MPs and others criticise Police Bill
BY JAYNE FISHER
A Westminster meeting on 5 June expressed the growing concern and anger over the failure of the British government's Policing Bill to implement the Good Friday Agreement's commitment to a new beginning for policing in the north of Ireland. The meeting, organised by the cross party pressure group Friends of Ireland - Friends of the Good Friday Agreement, had been called to coincide with the eve of the second reading of the Bill. The wide-ranging audience, filling the Commons Westminster Hall, encompassed MPs, members of the House of Lords, representatives of Irish community organisations and lobby groups. Speakers and contributions from the floor reflected the seriousness of the issue, which was at the heart of the Agreement.
Norman Godman MP explained why he had signed Kevin McNamara MP's ``reasoned amendment'' which called for the bill to be denied a second reading for failing to provide the new beginning for policing envisaged in the Agreement.

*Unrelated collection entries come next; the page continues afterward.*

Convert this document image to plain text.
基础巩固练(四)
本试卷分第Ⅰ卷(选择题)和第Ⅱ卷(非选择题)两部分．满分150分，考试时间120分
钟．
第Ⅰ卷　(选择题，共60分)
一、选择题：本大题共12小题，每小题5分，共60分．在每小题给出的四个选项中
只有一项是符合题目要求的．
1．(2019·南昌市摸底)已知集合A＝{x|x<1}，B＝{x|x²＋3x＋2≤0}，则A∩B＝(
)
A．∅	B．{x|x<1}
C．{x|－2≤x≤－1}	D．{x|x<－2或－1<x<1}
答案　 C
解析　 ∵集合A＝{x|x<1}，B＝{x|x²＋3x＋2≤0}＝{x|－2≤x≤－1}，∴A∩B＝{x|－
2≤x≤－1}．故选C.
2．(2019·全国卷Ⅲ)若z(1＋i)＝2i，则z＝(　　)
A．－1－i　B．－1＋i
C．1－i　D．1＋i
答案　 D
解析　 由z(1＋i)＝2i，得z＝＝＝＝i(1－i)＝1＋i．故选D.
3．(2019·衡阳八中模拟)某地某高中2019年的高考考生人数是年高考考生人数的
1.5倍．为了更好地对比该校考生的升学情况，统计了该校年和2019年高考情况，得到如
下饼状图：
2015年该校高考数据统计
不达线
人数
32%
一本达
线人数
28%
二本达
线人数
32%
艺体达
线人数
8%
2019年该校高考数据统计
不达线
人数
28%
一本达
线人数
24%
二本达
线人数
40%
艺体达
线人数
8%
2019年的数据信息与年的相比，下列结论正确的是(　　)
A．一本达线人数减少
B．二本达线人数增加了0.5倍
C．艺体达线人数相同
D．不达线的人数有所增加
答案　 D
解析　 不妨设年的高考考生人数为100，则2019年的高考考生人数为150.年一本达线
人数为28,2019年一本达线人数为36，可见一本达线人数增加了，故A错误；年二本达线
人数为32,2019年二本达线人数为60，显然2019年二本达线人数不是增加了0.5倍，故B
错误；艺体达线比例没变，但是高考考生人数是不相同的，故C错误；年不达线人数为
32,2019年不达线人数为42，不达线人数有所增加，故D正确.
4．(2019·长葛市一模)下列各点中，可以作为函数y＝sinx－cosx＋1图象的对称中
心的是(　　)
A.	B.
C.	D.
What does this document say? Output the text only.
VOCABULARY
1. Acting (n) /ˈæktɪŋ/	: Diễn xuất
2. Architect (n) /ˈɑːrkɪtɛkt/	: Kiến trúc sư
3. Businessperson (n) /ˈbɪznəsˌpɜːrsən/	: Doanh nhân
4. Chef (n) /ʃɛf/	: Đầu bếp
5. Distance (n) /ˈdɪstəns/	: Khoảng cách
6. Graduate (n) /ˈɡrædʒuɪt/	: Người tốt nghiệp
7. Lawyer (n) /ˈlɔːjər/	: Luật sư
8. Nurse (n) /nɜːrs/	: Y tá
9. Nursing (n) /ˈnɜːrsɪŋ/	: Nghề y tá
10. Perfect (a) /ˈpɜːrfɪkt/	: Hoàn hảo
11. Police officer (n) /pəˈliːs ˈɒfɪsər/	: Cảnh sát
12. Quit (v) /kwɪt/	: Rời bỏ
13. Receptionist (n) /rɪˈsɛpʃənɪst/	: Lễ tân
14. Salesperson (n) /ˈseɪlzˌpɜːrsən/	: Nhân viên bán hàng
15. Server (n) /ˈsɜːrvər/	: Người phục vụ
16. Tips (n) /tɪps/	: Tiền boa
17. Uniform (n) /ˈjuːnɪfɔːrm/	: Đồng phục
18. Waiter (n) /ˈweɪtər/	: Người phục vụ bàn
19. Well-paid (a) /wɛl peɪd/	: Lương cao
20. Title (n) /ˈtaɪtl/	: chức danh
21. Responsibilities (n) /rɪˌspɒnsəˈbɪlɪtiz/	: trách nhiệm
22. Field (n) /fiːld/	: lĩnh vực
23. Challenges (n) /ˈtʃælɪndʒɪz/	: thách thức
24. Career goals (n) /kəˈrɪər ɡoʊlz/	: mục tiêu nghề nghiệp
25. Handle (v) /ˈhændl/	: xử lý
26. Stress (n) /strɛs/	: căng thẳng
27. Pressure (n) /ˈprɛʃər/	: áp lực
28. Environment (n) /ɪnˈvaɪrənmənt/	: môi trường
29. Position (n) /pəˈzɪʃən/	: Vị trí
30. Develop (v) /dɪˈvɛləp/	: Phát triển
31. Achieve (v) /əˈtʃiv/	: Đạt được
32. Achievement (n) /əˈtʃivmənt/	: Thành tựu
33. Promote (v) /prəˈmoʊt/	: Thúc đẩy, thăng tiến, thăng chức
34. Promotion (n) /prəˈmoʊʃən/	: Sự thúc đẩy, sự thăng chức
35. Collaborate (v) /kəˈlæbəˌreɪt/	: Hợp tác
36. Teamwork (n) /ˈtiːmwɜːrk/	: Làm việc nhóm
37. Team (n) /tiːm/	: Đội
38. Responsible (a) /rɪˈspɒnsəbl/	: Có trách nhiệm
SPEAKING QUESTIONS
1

He said the bill did not get his support as it stands and would have to be ``radically and comprehensively amended''. LSE professor Brendan O'Leary attacked the ``serious weakening'' of the powers of the police board and condemned the bill as ``drafted by the forces of conservatism for the forces of conservatism''. He said: ``Patten didn't go as far as some of us wanted. Nonetheless, it deserved a fair wind - it is not getting that in the Policing Bill.'' He added: ``Those of us who worked hard on the Commission
feel betrayed by the Bill.''
Kevin McNamara MP said the issue of policing is ``the most important point of all the issues in the Good Friday Agreement''. He cited examples of shoot-to-kill policy, collusion, destruction of evidence by the security services, the case of Robert Hamill and the ``catologue of daily harassment ` as evidence of ``the need for a new beginning''.
Sinn Féin Vice President Pat Doherty told the meeting that the policing issue ``lies at the heart of conflict resolution in Ireland''. The current bill, he said, ``bears no resemblance to Patten'' and should be rejected. He called upon everyone present to exert pressure on the British government to ensure that ``the goal of a proper and acceptable policing service is achieved''.
Both the Alliance Party and the Women's Coalition, who were unable to attend the meeting, sent statements expressing their `reservations' over the Bill. The Women's Coalition said it was ``essential to remain true to the spirit and letter of Patten''.
From the Chair, John McDonnell MP told the meeting that the Friends would be campaigning on this issue for the duration of the Bill's passage through parliament, which was likely to last until at least the summer recess in July and very likely beyond. He called for all those concerned with implementing the agreement to mobilise in their own organisations and areas to urge the government to urgently think again.